By Bobby Harrison/NEMS Daily Journal

JACKSON – A task force created by the Mississippi Senate has begun meeting to look for additional sources of revenue to fund the state’s transportation system.
The task force is scheduled to meet again July 10-11 at the state Capitol as it works to make recommendations to the 2014 Legislature on how to generate additional money for transportation.
“At this point, we’re going to look at all options,” said Senate Highways and Transportation Chairman Willie Simmons, D-Cleveland, who heads the task force.
During the 2013 session, proposals to increase the 18.8-cent tax on motor fuel were discussed, as was holding a statewide referendum on whether to increase the tax. Another source of revenue proposed was to ensure taxes are collected from people who win small amounts in the state’s casinos.
All of those proposals died.
House Transportation Chairman Robert Johnson, D-Natchez, opted not to include House participation in the task force proposed by Simmons, though, both are in agreement additional funds are needed.
Central District Transportation Commissioner Dick Hall maintains the tax generates 8 cents by today’s standards instead of the 18.8 cents it generated in 1987 when it was enacted.
Construction costs have more than tripled while, at the same time, the revenue generated from the tax on a gallon of motor fuel has increased more modestly. In 1989, that tax generated $219 million annually compared to $288 million today.
“We are in a position now where we cannot maintain the highways that we have,” Simmons said.

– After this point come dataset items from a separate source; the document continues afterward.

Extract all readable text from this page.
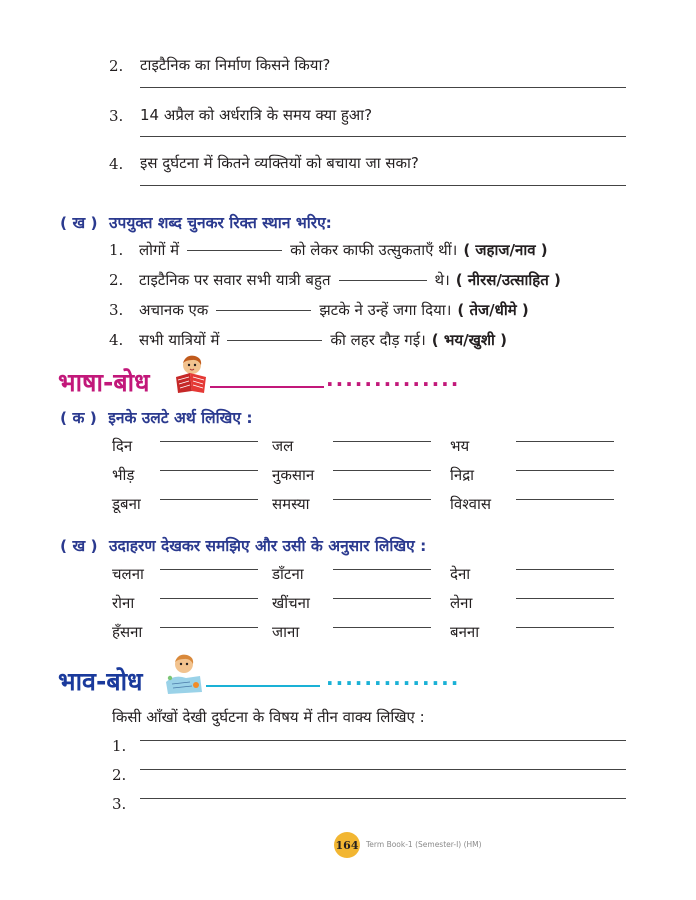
2. टाइटैनिक का निर्माण किसने किया?
3. 14 अप्रैल को अर्धरात्रि के समय क्या हुआ?
4. इस दुर्घटना में कितने व्यक्तियों को बचाया जा सका?
( ख ) उपयुक्त शब्द चुनकर रिक्त स्थान भरिए:
1.	लोगों में	को लेकर काफी उत्सुकताएँ थीं। ( जहाज/नाव )
2.	टाइटैनिक पर सवार सभी यात्री बहुत	थे। ( नीरस/उत्साहित )
3.	अचानक एक	झटके ने उन्हें जगा दिया। ( तेज/धीमे )
4.	सभी यात्रियों में	की लहर दौड़ गई। ( भय/खुशी )
भाषा-बोध	..............
( क ) इनके उलटे अर्थ लिखिए :
दिन	जल	भय
भीड़	नुकसान	निद्रा
डूबना	समस्या	विश्वास
( ख ) उदाहरण देखकर समझिए और उसी के अनुसार लिखिए :
चलना	डाँटना	देना
रोना	खींचना	लेना
हँसना	जाना	बनना
भाव-बोध	..............
किसी आँखों देखी दुर्घटना के विषय में तीन वाक्य लिखिए :
1.
2.
3.
164 Term Book-1 (Semester-I) (HM)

The 19-member task force includes five members of the Senate; members of other governmental agencies, such as the Department of Transportation and Mississippi Development Authority; representatives of both the Municipal Association and Supervisors Association; and various other private sector representatives, such as a member of the Mississippi Economic Council.
In general, the Legislature has been adverse to tax increases. Officials who support an additional tax for transportation needs have said they must build public support in the business community to be successful.